Last week, Street told the story of a student transferring from Penn to a different school. This week, we hear from a student transferring to our campus, ready to wear the Red and Blue for the first time. This is her story.


Last year, around the time I had decided to transfer colleges, I came across an article about a Penn student titled “Suicide on Campus and the Pressure of Perfection” , and after reading it, I was sure I didn’t stand a chance of getting into Penn. The students mentioned in the article were track champions, figure-skating competitors and scientific geniuses– and even they felt academically inferior to their peers. What's more, they found the atmosphere at Penn to be competitive, stressful and depressing. I didn't think I could wear the Red and Blue.

I applied to transfer to Penn anyway and eventually was accepted. About a week after receiving my admissions email, I was pretty much committed to Penn. The next step was to become aware of its reputation. Penn has been criticized for students’ poor mental health, the widespread use of Adderall on campus, the level of economic privilege among the student population and hook-up culture. Penn has a reputation of fostering a soul-crushing, high-pressure, deeply competitive pre-professional environment. It's also supposedly one of the nation's top party schools. I was anxious about both the cutthroat competition and the intense drinking culture. Both seemed to oppose each other. And neither was something I wanted to deal with in college.

I felt the same way about Cornell, which I applied to twice, first in high school and later for a transfer. In high school, I was shocked to hear that people thought of Cornell as a party school. I had always heard about how competitive it was, how classes were graded on the curve, how it was supposedly the easiest Ivy to get into but the hardest to stay in and that Cornell was notorious for student suicides. Penn and Cornell are completely different universities – but they ended up with similar reputations. Cornell’s competitive reputation deterred me the first time around, while I didn’t buy into the idea that it was a party school (however, its location discouraged me the most).

I’ve learned from my first two years of college that reputations aren’t always entirely indicative of reality. Reputation was part of what led me to apply for a transfer. I had chosen to go to my previous school, Bryn Mawr College, because of other people’s impressions and opinions of the school– which ended up not resembling my experience at all. Friends, family members and teachers had all told me similar things about Bryn Mawr, about how challenging, rigorous and intellectual it was and how welcoming, friendly and accepting the community was. And what I got from their comments and from talking to alumni was what made me want to go there. Unfortunately, it wasn’t the academic, supportive environment that I was hoping to find. I had friends in college who had completely different experiences, who felt pushed, stimulated and nurtured by the environment, but my experience was not as positive. I found the courses weren’t as challenging or as engaging as I hoped; I found the student community to be less academically-oriented than I expected, and less supportive, diverse, inclusive and accepting than I wanted. Although I know others who felt the same way about Bryn Mawr, I was in the minority.

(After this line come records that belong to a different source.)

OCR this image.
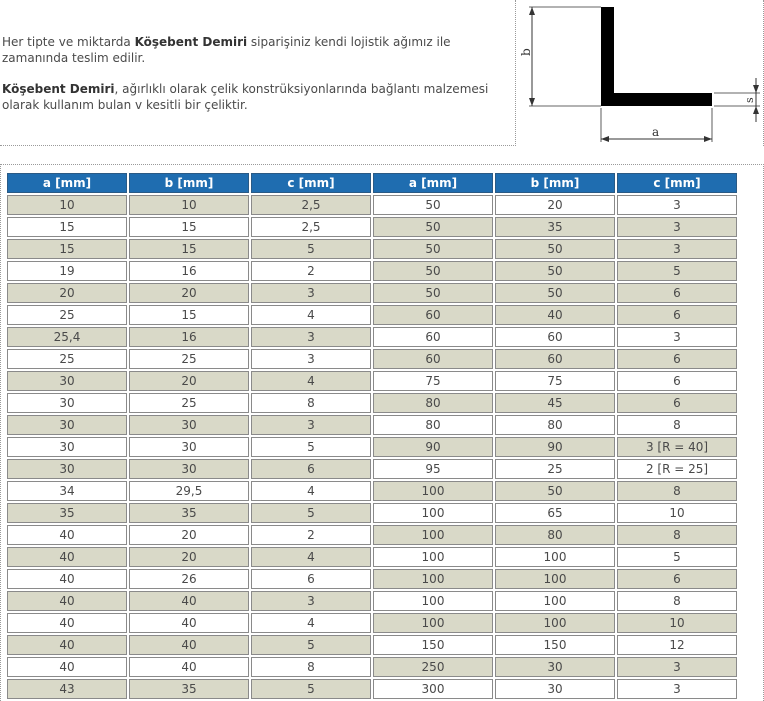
Her tipte ve miktarda Köşebent Demiri siparişiniz kendi lojistik ağımız ile zamanında teslim edilir.
Köşebent Demiri, ağırlıklı olarak çelik konstrüksiyonlarında bağlantı malzemesi olarak kullanım bulan v kesitli bir çeliktir.
b
a
s
a [mm]	b [mm]	c [mm]	a [mm]	b [mm]	c [mm]
10	10	2,5	50	20	3
15	15	2,5	50	35	3
15	15	5	50	50	3
19	16	2	50	50	5
20	20	3	50	50	6
25	15	4	60	40	6
25,4	16	3	60	60	3
25	25	3	60	60	6
30	20	4	75	75	6
30	25	8	80	45	6
30	30	3	80	80	8
30	30	5	90	90	3 [R = 40]
30	30	6	95	25	2 [R = 25]
34	29,5	4	100	50	8
35	35	5	100	65	10
40	20	2	100	80	8
40	20	4	100	100	5
40	26	6	100	100	6
40	40	3	100	100	8
40	40	4	100	100	10
40	40	5	150	150	12
40	40	8	250	30	3
43	35	5	300	30	3
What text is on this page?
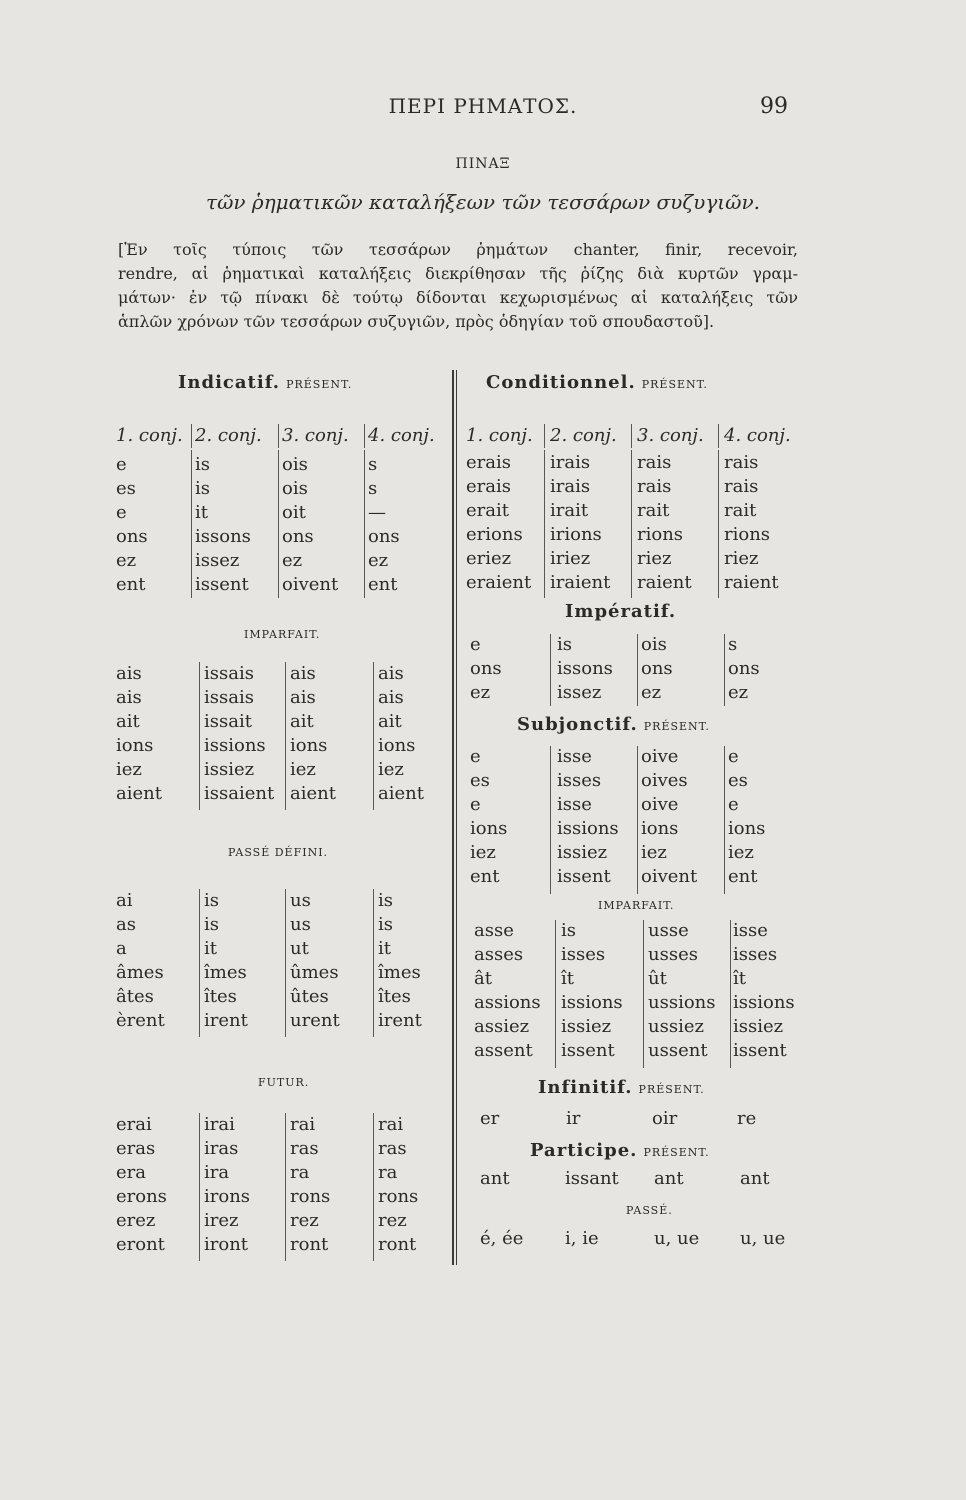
ΠΕΡΙ ΡΗΜΑΤΟΣ.	99
ΠΙΝΑΞ
τῶν ῥηματικῶν καταλήξεων τῶν τεσσάρων συζυγιῶν.
[Ἐν τοῖς τύποις τῶν τεσσάρων ῥημάτων chanter, finir, recevoir,
rendre, αἱ ῥηματικαὶ καταλήξεις διεκρίθησαν τῆς ῥίζης διὰ κυρτῶν γραμ-
μάτων· ἐν τῷ πίνακι δὲ τούτῳ δίδονται κεχωρισμένως αἱ καταλήξεις τῶν
ἁπλῶν χρόνων τῶν τεσσάρων συζυγιῶν, πρὸς ὁδηγίαν τοῦ σπουδαστοῦ].
Indicatif. PRÉSENT.	Conditionnel. PRÉSENT.
1. conj. 2. conj. 3. conj. 4. conj.
e	is	ois	s
es	is	ois	s
e	it	oit	—
ons	issons ons	ons
ez	issez ez	ez
ent	issent oivent ent
ais	issais ais	ais
ais	issais ais	ais
ait	issait ait	ait
ions	issions ions	ions
iez	issiez iez	iez
aient issaient aient aient
ai	is	us	is
as	is	us	is
a	it	ut	it
âmes îmes ûmes îmes
âtes	îtes	ûtes	îtes
èrent irent urent irent
erai	irai	rai	rai
eras	iras	ras	ras
era	ira	ra	ra
erons irons rons	rons
erez	irez	rez	rez
eront iront ront	ront
1. conj. 2. conj. 3. conj. 4. conj.
erais irais	rais	rais
erais irais	rais	rais
erait irait	rait	rait
erions irions rions rions
eriez iriez	riez	riez
eraient iraient raient raient
e	is	ois	s
ons	issons ons	ons
ez	issez ez	ez
e	isse	oive	e
es	isses oives es
e	isse	oive	e
ions	issions ions	ions
iez	issiez iez	iez
ent	issent oivent ent
asse	is	usse isse
asses isses usses isses
ât	ît	ût	ît
assions issions ussions issions
assiez issiez ussiez issiez
assent issent ussent issent
er	ir	oir	re
ant	issant ant	ant
é, ée i, ie	u, ue u, ue
IMPARFAIT.
PASSÉ DÉFINI.
FUTUR.
Impératif.
Subjonctif. PRÉSENT.
IMPARFAIT.
Infinitif. PRÉSENT.
Participe. PRÉSENT.
PASSÉ.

I knew that 90 percent of a college population can have one experience, but that doesn’t matter if you’re part of the 10 percent that goes through something completely different. Every opinion matters, and ultimately, the most important experience is your own. People tried to dissuade me from applying for a transfer, citing rankings, graduate school acceptances, how respected my old school was, how everyone thought of it as a good school. None of that matters if I'm not getting the education and experience I want and need. It didn’t matter to me whether it was a “good” school, it mattered that it wasn’t a good fit.

Someone once told me that all schools are party schools. And it seems to me that a lot of schools are stressful. From reading that New York Times article, although it focused on a Penn student, I took it more to describe what teenagers and college students all over the country are experiencing – how the education system itself is deeply flawed and psychologically taxing, and how depression is an epidemic, especially among adolescents.

The one aspect of Penn’s reputation that got to me was the fact that I hadn’t heard much about the English department. I had heard about Penn’s great business and science programs, but it seemed to me that Penn wasn’t known for its humanities and social sciences, which is what I’m studying. Also, Penn’s pre-professional reputation also made me feel that those areas would not be as strongly emphasized. However, looking at articles online, I noticed that Penn had a highly-ranked English department– one aspect most popular conceptions of Penn neglected to include (USA Today said Penn was the second-best school for English majors and College Factual places Penn’s English major at #1). That claim is just as valid as any other of Penn's rankings– and we buy into those stereotypes more than we realize.

I know that reputations can be based on the majority or the minority. That rankings are flawed. That institutions change over time. That experiences vary. So, when transferring, I focused on the concretes. I wanted a bigger school, I wanted to go to college in a city. I wanted more classes, departments, and more students. And that’s what Penn is going to give me, party school, pre-professional school, competitive campus, bad mental health or not. And already my understanding of Penn’s reputation has shifted and altered drastically – it changed the moment I received my acceptance letter. My impression of Penn has bounced all over the place, from that school I didn’t even know was an Ivy League, to a good school, to a top school, to a competitive school, to a party school, to a school that houses one of the best English departments in the country, to my school.

I don’t really know what to expect from Penn. It might be a good fit, it might be a bad one. I won’t really know until I get there, but I prefer to find out for myself.